PART III: Applying What You Have Learned

1. How did whites finally overcome resistance of the Plains Indians, and what happened to the Indians after their resistance ceased?

2. What social, ethnic, environmental, and economic factors made the trans-Mississippi West a unique region among the successive American frontiers? What makes the West continue to be a region quite distinctive from other regions such as the Northeast, the Midwest, and the South? How does the myth of the frontier West differ from the actual reality, in the late nineteenth century, and after?

3. What were the actual effects of the frontier on American society at different stages of its development? What was valuable in Frederick Jackson Turner’s frontier thesis, despite its being discredited by subsequent historians.

4. Why did landowning small American farmers—traditionally considered by Jefferson, Jackson, and others the backbone of American society—suddenly find themselves trapped in a cycle of debt, deflation, and exploitation in the late nineteenth century? Was their plight due primarily to deliberate economic oppression corporate business, as they saw it, or was it simply an inevitable consequence of agriculture’s involvement in world markets and economy?

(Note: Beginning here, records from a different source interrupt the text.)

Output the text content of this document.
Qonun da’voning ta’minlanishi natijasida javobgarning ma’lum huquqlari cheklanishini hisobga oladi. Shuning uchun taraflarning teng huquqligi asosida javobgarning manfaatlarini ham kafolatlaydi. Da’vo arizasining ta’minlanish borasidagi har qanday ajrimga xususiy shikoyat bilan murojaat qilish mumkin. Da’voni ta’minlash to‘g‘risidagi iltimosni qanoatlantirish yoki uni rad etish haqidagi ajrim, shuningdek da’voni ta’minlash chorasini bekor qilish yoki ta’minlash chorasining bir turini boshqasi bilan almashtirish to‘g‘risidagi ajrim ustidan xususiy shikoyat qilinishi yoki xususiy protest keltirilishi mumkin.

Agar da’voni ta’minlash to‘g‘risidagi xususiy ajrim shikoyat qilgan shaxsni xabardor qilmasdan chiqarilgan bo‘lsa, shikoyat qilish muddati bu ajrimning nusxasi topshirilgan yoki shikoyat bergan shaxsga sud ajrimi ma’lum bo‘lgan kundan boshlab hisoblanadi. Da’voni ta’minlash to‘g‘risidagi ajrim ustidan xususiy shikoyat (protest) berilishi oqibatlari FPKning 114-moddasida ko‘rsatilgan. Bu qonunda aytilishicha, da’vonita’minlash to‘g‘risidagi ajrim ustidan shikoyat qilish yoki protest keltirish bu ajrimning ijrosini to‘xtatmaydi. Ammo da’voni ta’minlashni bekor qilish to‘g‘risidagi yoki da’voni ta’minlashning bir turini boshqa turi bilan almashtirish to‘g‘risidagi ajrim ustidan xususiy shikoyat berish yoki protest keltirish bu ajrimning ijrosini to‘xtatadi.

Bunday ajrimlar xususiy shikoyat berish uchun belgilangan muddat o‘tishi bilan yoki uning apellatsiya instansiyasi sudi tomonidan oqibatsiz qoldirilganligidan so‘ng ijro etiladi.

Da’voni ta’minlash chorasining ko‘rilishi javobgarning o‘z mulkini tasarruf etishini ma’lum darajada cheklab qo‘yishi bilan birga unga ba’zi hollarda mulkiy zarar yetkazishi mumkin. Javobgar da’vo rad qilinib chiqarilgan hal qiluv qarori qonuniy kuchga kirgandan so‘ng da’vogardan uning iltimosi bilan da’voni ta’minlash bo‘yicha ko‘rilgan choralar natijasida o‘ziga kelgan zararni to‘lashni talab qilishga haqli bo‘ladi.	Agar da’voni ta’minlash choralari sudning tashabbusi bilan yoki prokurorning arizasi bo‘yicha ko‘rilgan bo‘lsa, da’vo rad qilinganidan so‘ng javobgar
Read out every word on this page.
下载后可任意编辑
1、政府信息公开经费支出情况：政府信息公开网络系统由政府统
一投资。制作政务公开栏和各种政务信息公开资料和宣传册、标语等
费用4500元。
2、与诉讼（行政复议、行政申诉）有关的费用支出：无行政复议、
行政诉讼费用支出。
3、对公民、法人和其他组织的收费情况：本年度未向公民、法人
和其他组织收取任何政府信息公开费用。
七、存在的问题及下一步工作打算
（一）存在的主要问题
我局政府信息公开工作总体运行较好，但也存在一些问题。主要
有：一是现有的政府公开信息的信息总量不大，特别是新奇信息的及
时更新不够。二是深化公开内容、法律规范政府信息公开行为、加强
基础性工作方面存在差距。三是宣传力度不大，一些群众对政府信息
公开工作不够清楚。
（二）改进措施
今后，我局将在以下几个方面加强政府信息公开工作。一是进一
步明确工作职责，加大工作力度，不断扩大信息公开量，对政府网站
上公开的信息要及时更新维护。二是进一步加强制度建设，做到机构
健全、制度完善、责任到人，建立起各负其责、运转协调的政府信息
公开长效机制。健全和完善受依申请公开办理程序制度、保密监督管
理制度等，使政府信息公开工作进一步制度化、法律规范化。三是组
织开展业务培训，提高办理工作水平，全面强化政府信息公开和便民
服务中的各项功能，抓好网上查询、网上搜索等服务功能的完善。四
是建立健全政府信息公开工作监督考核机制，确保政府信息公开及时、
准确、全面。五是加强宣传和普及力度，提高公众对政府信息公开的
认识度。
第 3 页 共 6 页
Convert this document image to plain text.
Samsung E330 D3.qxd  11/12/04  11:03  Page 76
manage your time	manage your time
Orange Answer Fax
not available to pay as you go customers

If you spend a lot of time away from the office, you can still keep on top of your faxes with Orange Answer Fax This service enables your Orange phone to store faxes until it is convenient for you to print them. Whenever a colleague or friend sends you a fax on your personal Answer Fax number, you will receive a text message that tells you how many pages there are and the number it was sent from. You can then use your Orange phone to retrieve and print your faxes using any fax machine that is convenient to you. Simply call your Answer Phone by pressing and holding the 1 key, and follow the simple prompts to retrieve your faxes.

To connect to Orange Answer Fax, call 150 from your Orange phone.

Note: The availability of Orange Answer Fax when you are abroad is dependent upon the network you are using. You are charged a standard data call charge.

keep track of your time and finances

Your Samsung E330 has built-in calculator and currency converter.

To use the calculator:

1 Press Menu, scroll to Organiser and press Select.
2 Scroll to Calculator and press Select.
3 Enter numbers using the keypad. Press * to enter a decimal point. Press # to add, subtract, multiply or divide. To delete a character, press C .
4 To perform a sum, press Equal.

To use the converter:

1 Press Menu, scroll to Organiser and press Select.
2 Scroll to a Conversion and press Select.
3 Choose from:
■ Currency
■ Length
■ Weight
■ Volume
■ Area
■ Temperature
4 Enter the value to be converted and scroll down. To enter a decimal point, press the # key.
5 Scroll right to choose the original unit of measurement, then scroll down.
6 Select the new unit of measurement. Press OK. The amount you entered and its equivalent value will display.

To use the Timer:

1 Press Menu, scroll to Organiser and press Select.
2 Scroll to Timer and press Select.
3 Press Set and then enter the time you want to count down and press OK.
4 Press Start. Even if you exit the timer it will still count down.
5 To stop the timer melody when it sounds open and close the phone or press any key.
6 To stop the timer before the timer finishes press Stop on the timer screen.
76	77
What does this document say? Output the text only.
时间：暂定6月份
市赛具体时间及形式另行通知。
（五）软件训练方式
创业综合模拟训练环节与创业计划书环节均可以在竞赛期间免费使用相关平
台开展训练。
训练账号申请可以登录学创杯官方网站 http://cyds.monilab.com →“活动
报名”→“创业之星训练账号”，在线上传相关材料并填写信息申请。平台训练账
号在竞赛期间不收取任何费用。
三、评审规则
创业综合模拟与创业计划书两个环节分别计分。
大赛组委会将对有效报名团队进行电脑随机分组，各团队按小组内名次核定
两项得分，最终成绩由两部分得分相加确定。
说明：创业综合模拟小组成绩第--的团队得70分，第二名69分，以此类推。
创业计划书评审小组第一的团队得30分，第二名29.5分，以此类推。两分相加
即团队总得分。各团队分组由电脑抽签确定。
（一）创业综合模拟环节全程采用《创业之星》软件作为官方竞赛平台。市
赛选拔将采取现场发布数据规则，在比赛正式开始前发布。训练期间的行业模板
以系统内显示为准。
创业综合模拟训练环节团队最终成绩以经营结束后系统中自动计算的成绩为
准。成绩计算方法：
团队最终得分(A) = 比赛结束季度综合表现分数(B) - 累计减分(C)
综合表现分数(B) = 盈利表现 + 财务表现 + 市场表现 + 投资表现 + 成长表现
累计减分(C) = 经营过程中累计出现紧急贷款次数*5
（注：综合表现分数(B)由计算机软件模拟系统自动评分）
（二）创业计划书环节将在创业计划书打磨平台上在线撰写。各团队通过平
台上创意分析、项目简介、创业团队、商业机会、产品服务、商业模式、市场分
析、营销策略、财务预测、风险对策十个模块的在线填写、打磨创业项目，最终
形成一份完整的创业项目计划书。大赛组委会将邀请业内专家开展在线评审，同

5. Were the Populist and pro-silver movements of the 1880s and 1890s essentially backward-looking protests by a passing rural America, or were they, despite their immediate political failure, genuine prophetic voices raising central critical questions about democracy and economic justice in the new corporate industrial America?

6. What were the major issues in the crucial campaign of 1896? Why did McKinley win, and what were the long-term effects of his victory?

7. Some historians have seen Bryan as the political heir of Jefferson and Jackson, and McKinley as the political heir of Hamilton and the Whigs. Are such connections valid? Why or why not (see Chapters 10, 12, and 13)?

8. The settlement of the Great West and the farmers’ revolt occurred at the same time as the rise of industrialism and the growth of American cities. To what extent were the defeat of the Indians, the destruction and exploitation of western resources, and the populist revolt of the farmers in the 1890s caused by the Gilded Age forces of industrialization and urbanization?